Всем женщинам требовались молодые мужчины.
   Двадцатилетним нужны были двадцатипятилетние.
   Двадцатипятилетним – те, кому еще не перевалило за тридцать.
   И так далее.
   С определенной черты шкала возрастных соответствий начинала идти в обратную сторону.
   Пропустив мой возраст так, будто его не существовало.
   Сорокалетние искали снова тридцатилетнего.
   Мои ровесницы непристойно западали на совсем молодых, не брезгуя даже черномазыми турками…

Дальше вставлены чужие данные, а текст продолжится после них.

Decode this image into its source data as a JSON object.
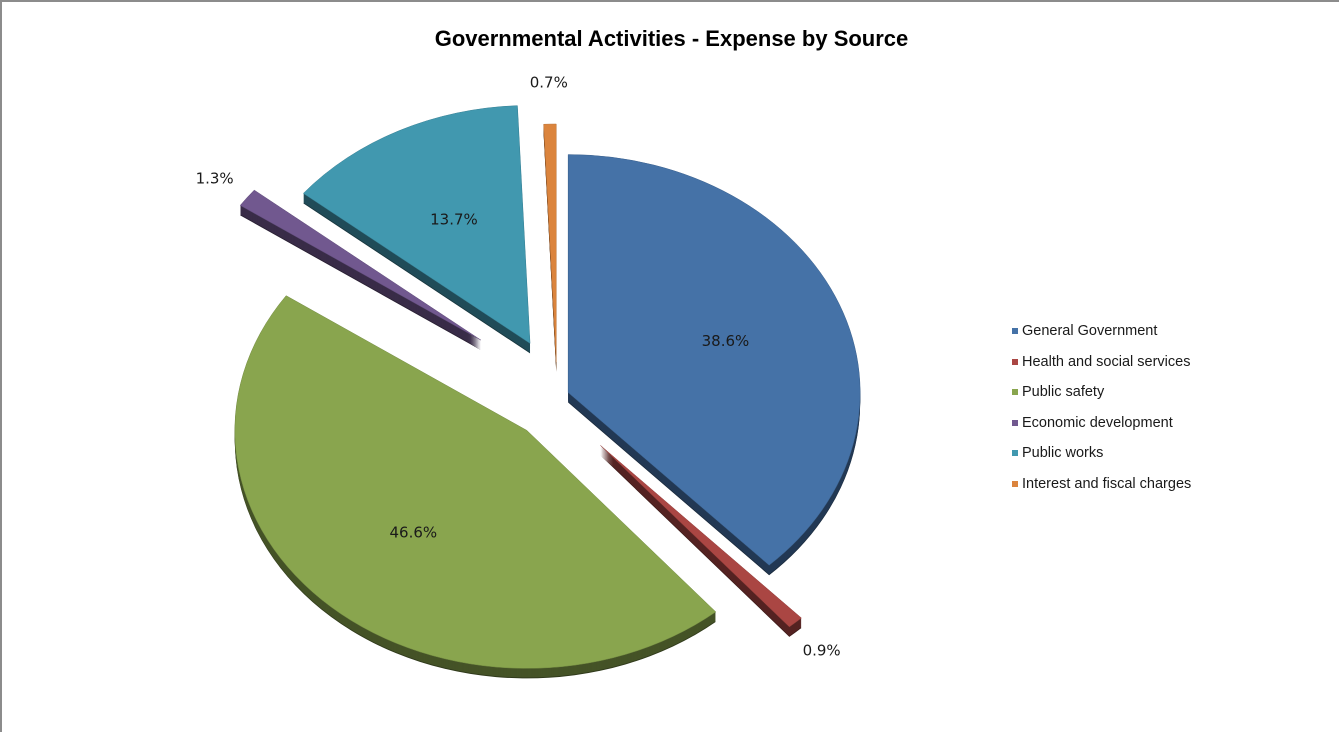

   Зрелый одинокий мужик не был нужен никому.
   Правда, я не разговаривал с русскими и вообще вел себя как немец.
   Но во-первых, мною не заинтересовалась и ни одна немка. А во-вторых, взглядов, обращенных ко мне как к мужчине абстрактной национальности, я тоже не ловил.
   Я находился в неожиданном вакууме.
   И страшно страдал от этого первые дни.

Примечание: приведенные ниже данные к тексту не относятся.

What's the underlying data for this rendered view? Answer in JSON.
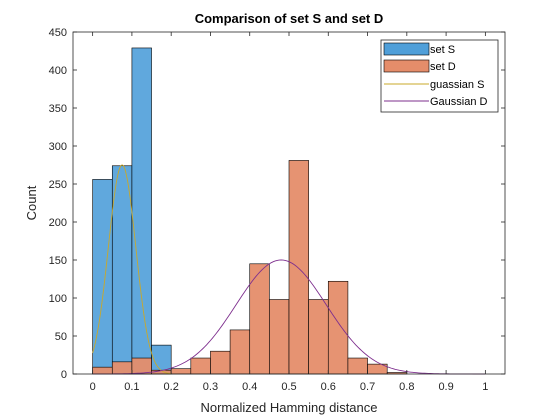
{
  "chart_data": {
    "type": "bar",
    "title": "Comparison of set S and set D",
    "xlabel": "Normalized Hamming distance",
    "ylabel": "Count",
    "xlim": [
      -0.05,
      1.05
    ],
    "ylim": [
      0,
      450
    ],
    "xticks": [
      "0",
      "0.1",
      "0.2",
      "0.3",
      "0.4",
      "0.5",
      "0.6",
      "0.7",
      "0.8",
      "0.9",
      "1"
    ],
    "yticks": [
      "0",
      "50",
      "100",
      "150",
      "200",
      "250",
      "300",
      "350",
      "400",
      "450"
    ],
    "grid": false,
    "legend_position": "top-right",
    "histograms": [
      {
        "name": "set S",
        "color": "#4f9fd9",
        "bin_edges": [
          0,
          0.05,
          0.1,
          0.15,
          0.2
        ],
        "counts": [
          256,
          274,
          429,
          38
        ]
      },
      {
        "name": "set D",
        "color": "#e58d6a",
        "bin_edges": [
          0,
          0.05,
          0.1,
          0.15,
          0.2,
          0.25,
          0.3,
          0.35,
          0.4,
          0.45,
          0.5,
          0.55,
          0.6,
          0.65,
          0.7,
          0.75,
          0.8
        ],
        "counts": [
          9,
          16,
          21,
          5,
          7,
          21,
          30,
          58,
          145,
          98,
          281,
          98,
          122,
          21,
          13,
          2
        ]
      }
    ],
    "curves": [
      {
        "name": "guassian S",
        "color": "#c9a82a",
        "mean": 0.075,
        "sd": 0.035,
        "peak": 275,
        "x_range": [
          0,
          0.2
        ]
      },
      {
        "name": "Gaussian D",
        "color": "#7e2f8e",
        "mean": 0.48,
        "sd": 0.115,
        "peak": 150,
        "x_range": [
          0,
          1
        ]
      }
    ],
    "legend": {
      "entries": [
        "set S",
        "set D",
        "guassian S",
        "Gaussian D"
      ]
    }
  }
}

   Не только морально, но и физически.
   Ведь женские тела, мелькающие перед глазами, дразнили, манили, обещали, приоткрывали… Соответствующие органы, мечтавшие оказаться запущенными в дело, то и дело испытывали прилив крови. Которое никак не разрешалось, и к вечеру я не мог выпрямиться от боли внизу живота. Как мальчишка, который несколько часов гулял за руку с девочкой, но так и не был допущен до тела.
* * *
   Довольно быстро отчаявшись в отношении себя, я стал просто присматриваться к окружающим.
   И с изумлением понял, что местный половой баланс смещен в сторону, противоположную российской. Здесь наблюдался избыток мужчин, которым катастрофически не хватало женщин.
   За одну женщину вели поединок двое а то и трое мужиков разной национальности.
   Только один – тот самый козлобородый уродец, что сжигал меня глазами во время первого выступления на сцене – упорно ходил с двумя девками.
   Я не мог понять, какой силой он привязал их к себе – молодых, грудастых и ногастых.
   Однажды Кристиан кивнул в его сторону и сказал, что это – албанец.
   И добавил – дикий народ, без ножа шагу не ступит.
   Я усомнился насчет ножа, вспомнив, как тщательно прочесывал меня спецконтроль на вылете. На что поляк возразил, что албанец без ножа – все равно что русский без мобильного телефона.
   Я был русским и не имел с собой мобильного телефона. Но спорить не стал: последнему факту Кристиан вряд ли бы поверил.
* * *
   Настоящее, космическое одиночество и полную ненужность никому на всем белом свете я испытал на третий день по приезде.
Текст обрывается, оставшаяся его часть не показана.